Migrants, asylum seekers, and their advocates are envisioning alternative futures for Britain, actively wrestling with the hostile environment policy, and trying to find more just, if messy, answers to the question of who is welcome.
Freedom for all, Geneva Virasami
Political pamphlet, 2022
The political pamphlet was edited by Geneva Virasami, a British-Mauritian journalist dedicated to empowering young people through liberationist politics. She learnt from London’s grassroots activists volunteering at The Spark social justice festival in 2015 and 2016, has worked in TV and radio broadcast news, and is currently studying the Public History MA at UCL East.

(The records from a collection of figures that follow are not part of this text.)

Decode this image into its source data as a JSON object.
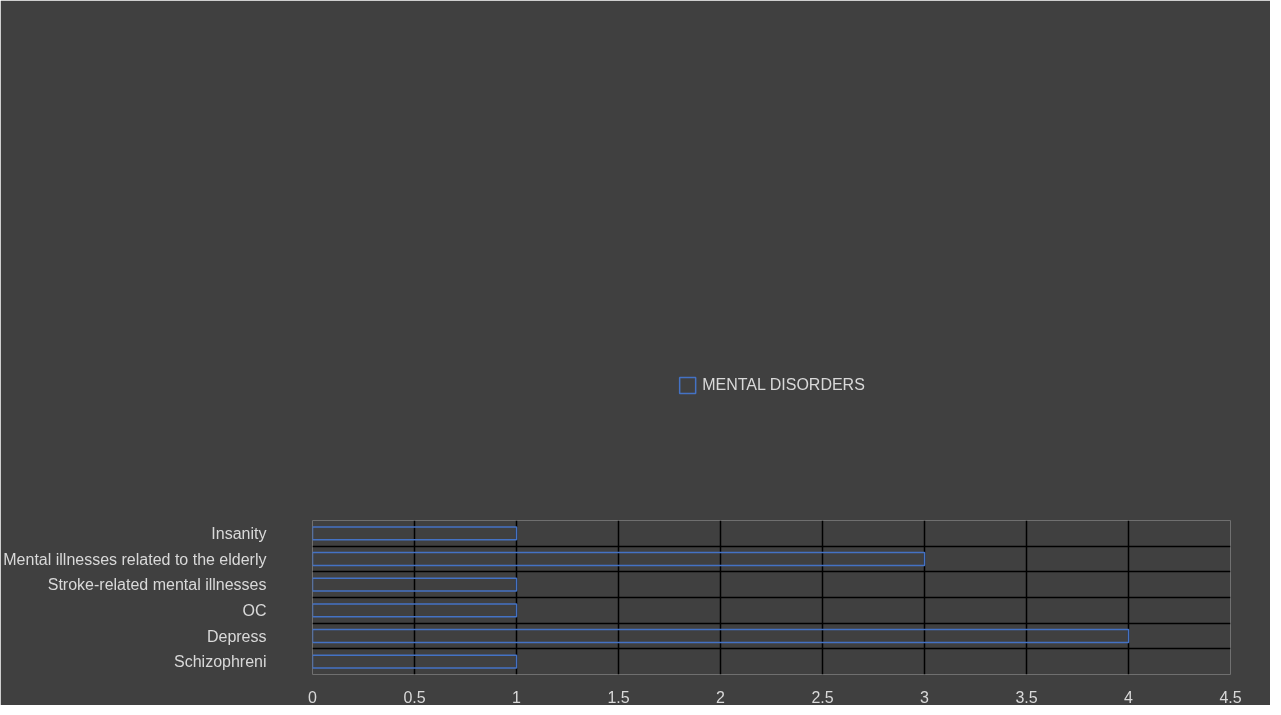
{
  "chart_data": {
    "type": "bar",
    "orientation": "horizontal",
    "categories": [
      "Insanity",
      "Mental illnesses related to the elderly",
      "Stroke-related mental illnesses",
      "OC",
      "Depress",
      "Schizophreni"
    ],
    "series": [
      {
        "name": "MENTAL DISORDERS",
        "color": "#4472c4",
        "values": [
          1,
          3,
          1,
          1,
          4,
          1
        ]
      }
    ],
    "xlim": [
      0,
      4.5
    ],
    "xticks": [
      0,
      0.5,
      1,
      1.5,
      2,
      2.5,
      3,
      3.5,
      4,
      4.5
    ],
    "grid": true,
    "legend": "top"
  }
}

You can find more work on her Instagram page @genevas_convention.
The front cover was designed by illustrator Jess Nash at Migrants in Culture, a design agency led by artists, designers and organisers with lived experience of the UK’s hostile immigration system. Beginning in 2018 as a volunteer-led advocacy network, they aim to make visible and to challenge the impact of the hostile environment on the culture sector and its workers.

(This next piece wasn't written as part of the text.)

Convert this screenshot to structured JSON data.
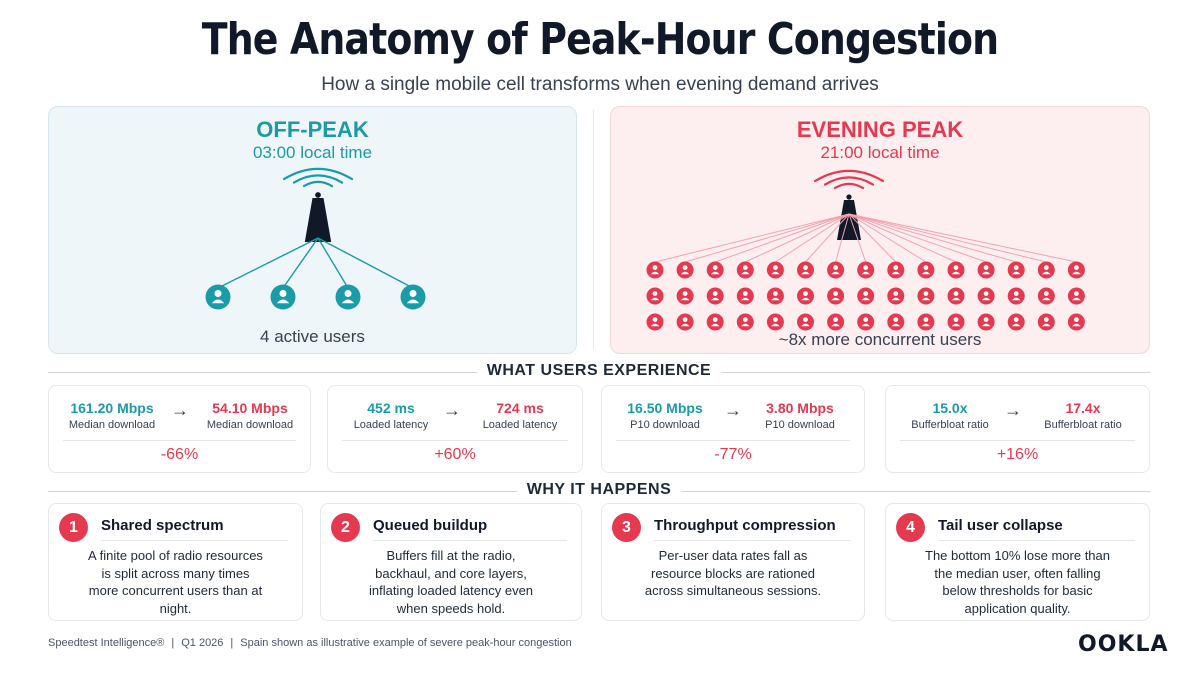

Read the full pamphlet here.
H is for Hope, Creating Ground
This installation was created by women from Creating Ground – a not-for-profit that works with women from migrant backgrounds to promote cross-cultural awareness, learning and sharing through collaborative arts and educational projects. They encourage people to share their experiences, express their feelings and overcome difficulties through art.
After watching H is for Hostile Environment, the group reflected on its images of hope – flares, bubbles, and kites – and its focus on collective action. They then captured their own symbols of hope in bubbles.